I wish I had a microscope to see what exactly this worry looked like. I pictured it sitting in the pit of my stomach, waiting for a vulnerable moment to pounce. For the longest time, I waited for this worry to magically vanish. If I didn’t think about it, I reasoned, worry would climb back atop its horse and gallop away into the dark, quiet night from whence it came. And I would be free once again. But the prospect of a new life failed to bring the joy I thought it would. Instead, I found myself scared to finally let go of something that had become such a part of me. Worrying had ingrained itself in the makeup of my DNA, and it was simply a part of my personality. Who would I be without it? The little girl in me didn’t even want to find out.
That’s when the light bulb flashed above my head. Worrying had become my crutch. It turned into something I could easily fall back on – a convenient way to explain something I couldn’t change.
The truth is, we all can change – if we’re motivated.
We spend so much of our lives consumed with fear, letting two little words – “What if?” – reduce us to closed-off people afraid to take chances.
I’ve always envied those people – like my Aunt Elaine – who are able to so effortlessly turn their minds off.

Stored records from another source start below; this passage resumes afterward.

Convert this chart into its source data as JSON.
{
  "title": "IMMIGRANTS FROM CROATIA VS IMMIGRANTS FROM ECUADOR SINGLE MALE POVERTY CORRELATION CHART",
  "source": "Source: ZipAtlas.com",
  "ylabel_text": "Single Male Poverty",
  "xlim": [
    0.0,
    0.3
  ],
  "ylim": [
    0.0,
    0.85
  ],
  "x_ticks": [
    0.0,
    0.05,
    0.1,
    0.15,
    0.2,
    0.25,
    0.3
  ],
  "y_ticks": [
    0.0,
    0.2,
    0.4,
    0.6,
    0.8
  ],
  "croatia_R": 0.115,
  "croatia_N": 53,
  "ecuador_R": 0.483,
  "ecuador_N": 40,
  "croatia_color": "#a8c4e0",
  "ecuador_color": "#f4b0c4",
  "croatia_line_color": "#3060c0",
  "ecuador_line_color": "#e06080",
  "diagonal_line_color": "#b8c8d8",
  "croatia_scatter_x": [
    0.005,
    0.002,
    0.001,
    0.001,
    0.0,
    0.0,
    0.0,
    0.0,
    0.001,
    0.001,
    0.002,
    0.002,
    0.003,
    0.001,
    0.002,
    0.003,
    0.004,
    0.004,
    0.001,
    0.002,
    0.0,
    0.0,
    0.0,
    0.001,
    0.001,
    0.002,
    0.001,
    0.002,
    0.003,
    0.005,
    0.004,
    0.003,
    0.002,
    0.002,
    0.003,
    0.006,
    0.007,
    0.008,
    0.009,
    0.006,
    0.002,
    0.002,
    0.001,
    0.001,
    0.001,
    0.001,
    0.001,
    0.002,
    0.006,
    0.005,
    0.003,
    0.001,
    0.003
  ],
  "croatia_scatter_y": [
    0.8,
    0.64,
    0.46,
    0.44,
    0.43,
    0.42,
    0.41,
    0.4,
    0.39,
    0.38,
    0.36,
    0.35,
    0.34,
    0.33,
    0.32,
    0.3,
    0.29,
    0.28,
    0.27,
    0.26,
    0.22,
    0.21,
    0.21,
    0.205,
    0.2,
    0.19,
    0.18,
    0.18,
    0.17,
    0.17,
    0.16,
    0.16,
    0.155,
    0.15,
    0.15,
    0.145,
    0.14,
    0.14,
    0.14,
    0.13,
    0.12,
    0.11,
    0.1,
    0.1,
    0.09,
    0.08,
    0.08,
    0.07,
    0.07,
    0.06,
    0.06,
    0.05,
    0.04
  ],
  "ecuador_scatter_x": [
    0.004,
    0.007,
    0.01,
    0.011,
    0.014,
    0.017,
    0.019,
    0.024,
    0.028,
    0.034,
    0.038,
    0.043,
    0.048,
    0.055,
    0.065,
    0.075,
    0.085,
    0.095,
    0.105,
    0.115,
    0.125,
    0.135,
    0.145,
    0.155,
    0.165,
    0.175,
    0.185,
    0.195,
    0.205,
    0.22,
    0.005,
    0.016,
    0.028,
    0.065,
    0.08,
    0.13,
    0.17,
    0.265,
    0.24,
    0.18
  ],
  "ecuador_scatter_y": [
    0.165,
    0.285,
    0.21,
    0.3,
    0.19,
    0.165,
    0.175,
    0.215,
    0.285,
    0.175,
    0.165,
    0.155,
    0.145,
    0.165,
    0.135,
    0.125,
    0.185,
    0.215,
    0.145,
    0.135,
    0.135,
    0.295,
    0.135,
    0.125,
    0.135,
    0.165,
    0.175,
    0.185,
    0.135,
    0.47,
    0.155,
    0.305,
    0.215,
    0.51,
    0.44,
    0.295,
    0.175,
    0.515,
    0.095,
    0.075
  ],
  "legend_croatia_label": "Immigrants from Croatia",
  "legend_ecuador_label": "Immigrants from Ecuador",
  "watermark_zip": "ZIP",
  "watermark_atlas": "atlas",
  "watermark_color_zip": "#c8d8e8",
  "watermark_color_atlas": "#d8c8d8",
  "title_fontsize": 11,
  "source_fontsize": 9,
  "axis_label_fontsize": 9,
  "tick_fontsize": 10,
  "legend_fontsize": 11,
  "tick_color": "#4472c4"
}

They have a thought, ponder it for a moment and then let it fly away. They don’t let worry turn them into helpless creatures, the fear washing over them like a hailstorm. They put up a fight. All my life, I’ve been willing to surrender.
Today, I’m going to put on my boxing gloves and step in the ring with my friend-turned-enemy, Mr. Worry. I don’t need it anymore. It may have made me the person I am today, but it won’t have a say in the person I become. Only I have the power to decide who I shall be, worry-free.